Politik

Sterblichkeitsrate Experten rätseln noch, warum die Zahl der Toten je nach Land anders ausfällt

Corona verläuft unterschiedlich stark

Genf.Die Welt ist wegen der Coronavirus-Pandemie im Ausnahmezustand. Das Virus Sars-CoV-2 macht vor keiner Grenze halt. Dennoch gibt es markante Unterschiede bei den Totenzahlen. Deutschland sticht mit einer relativ niedrigen Zahl von Toten gemessen an der Gesamtzahl der registrierten Fälle – der sogenannten Fallsterblichkeitsrate – hervor. Bis Dienstag hatte Italien mehr als doppelt so viele Fälle wie Deutschland, die Fallsterblichkeit lag dort aber mehr als 20 Mal höher.
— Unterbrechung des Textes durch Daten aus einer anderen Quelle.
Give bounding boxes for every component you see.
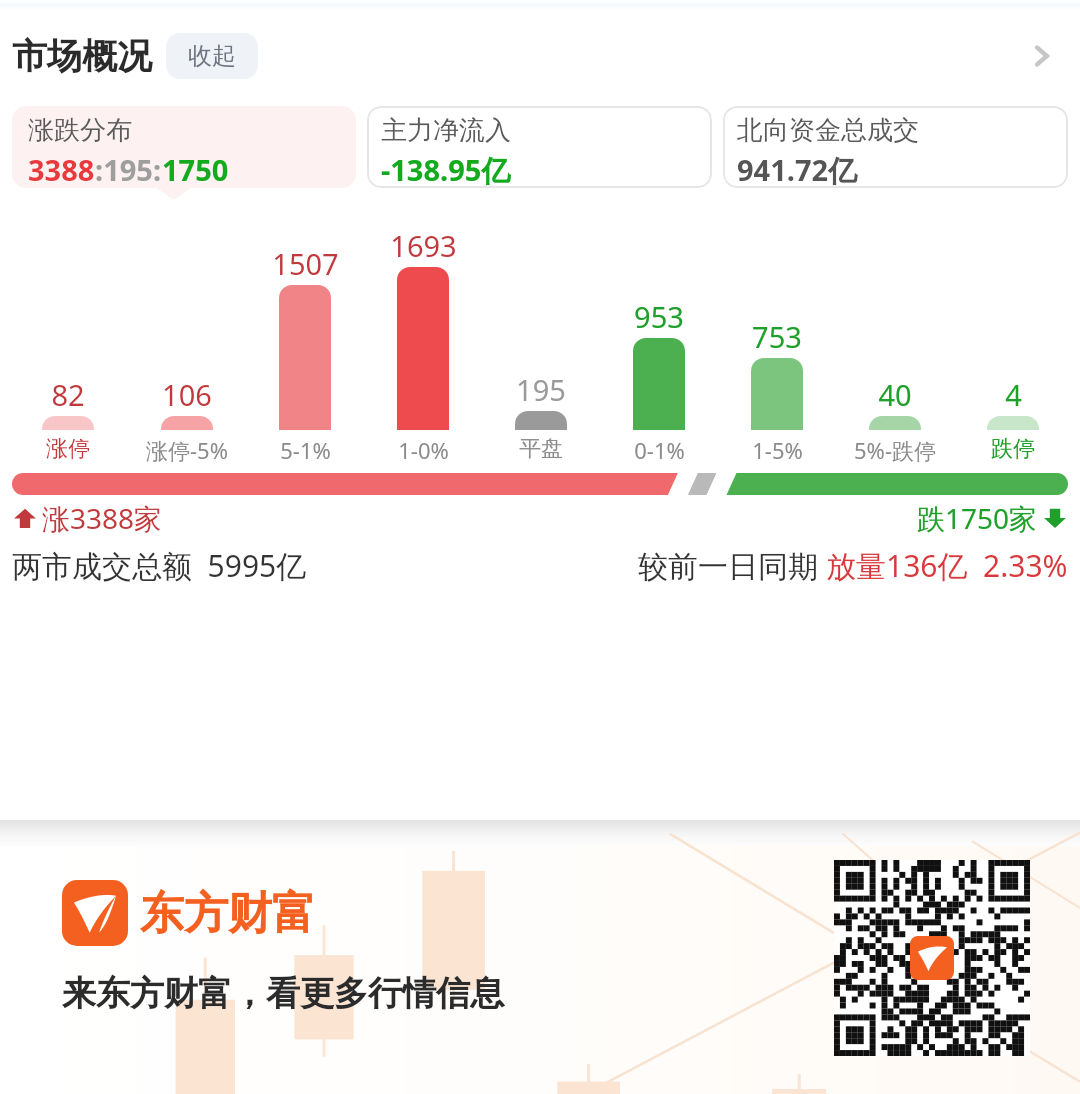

„Wir wissen ehrlich gesagt noch zu wenig“, sagt Richard Pebody, Experte der Weltgesundheitsorganisation (WHO). „Die Fallsterblichkeitsrate ist rätselhaft.“ Er warnt davor, Länder zu vergleichen, denn die Rahmenbedingungen seien in jedem Land anders. „Das ist wie Äpfel mit Birnen vergleichen.“ Es gibt aber mehrere Erklärungsansätze, die alle eine Rolle spielen.

Der Epidemiezeitpunkt

„Italien und Spanien sind wahrscheinlich schon weiter in der Epidemie als Deutschland“, sagt Pebody. Dort dürften die ersten Fälle schon früher unentdeckt aufgetaucht sein, das Virus habe sich unbemerkt in der Bevölkerung verbreitet. Es dauere nach der Infektion eine Weile, bis sich Komplikationen einstellten.

Das Alter der Infizierten

Weil in vielen Ländern sehr wenig getestet wird, kennt man nur das Durchschnittsalter der nachweislich Infizierten. Es dürfte aber viele jüngere Leute geben, die das Virus schon hatten und nur milde Symptome spürten. Unter den nachweislich Infizierten ist das Durchschnittsalter in Italien höher als in anderen Ländern, auch Deutschland. Das Robert Koch-Institut (RKI) nennt nur die Altersgruppe ab 60 Jahren. Selbst da liegt der Anteil in Deutschland unter den italienischen Werten: Anfang der Woche waren 19 Prozent der Infizierten in Deutschland über 60, mehr als die Hälfte waren zwischen 35 und 59.

Die Anzahl der Tests

Die angegebene Altersstruktur der Fälle in verschiedenen Ländern sagt vor allem etwas über das Testen in einem Land. Würden in Italien mehr Jüngere getestet, sähe die Fallsterblichkeit ganz anders aus. Der Nothilfe-Koordinator der WHO, Michael Ryan, verweist auf die hohe Dunkelziffer bei den Infektionen: „In Deutschland gibt es eine aggressive Teststrategie, deshalb dürften dort unter der Zahl der bestätigten Fälle mehr milde Fälle sein.“

Das Gesundheitswesen

Je besser Krankenhäuser vorbereitet seien, desto mehr Leben könnten gerettet werden, sagt Ryan. Drei Faktoren seien entscheidend: die Zahl der Intensivbetten, ausreichend Schutzkleidung und gut ausgebildetes Personal auf den Intensivstationen. Italien mit rund 60 Millionen Einwohnern hatte vor der Krise 5000 Intensivbetten. In Deutschland mit rund 80 Millionen Einwohnern gibt es etwa 28 000, die Zahl soll nun verdoppelt werden. Insgesamt sind sich Experten einig, dass rigoroses Testen, Isolieren von Infizierten sowie Quarantäne für Menschen, die mit Infizierten in Kontakt waren, die Epidemie bremsen.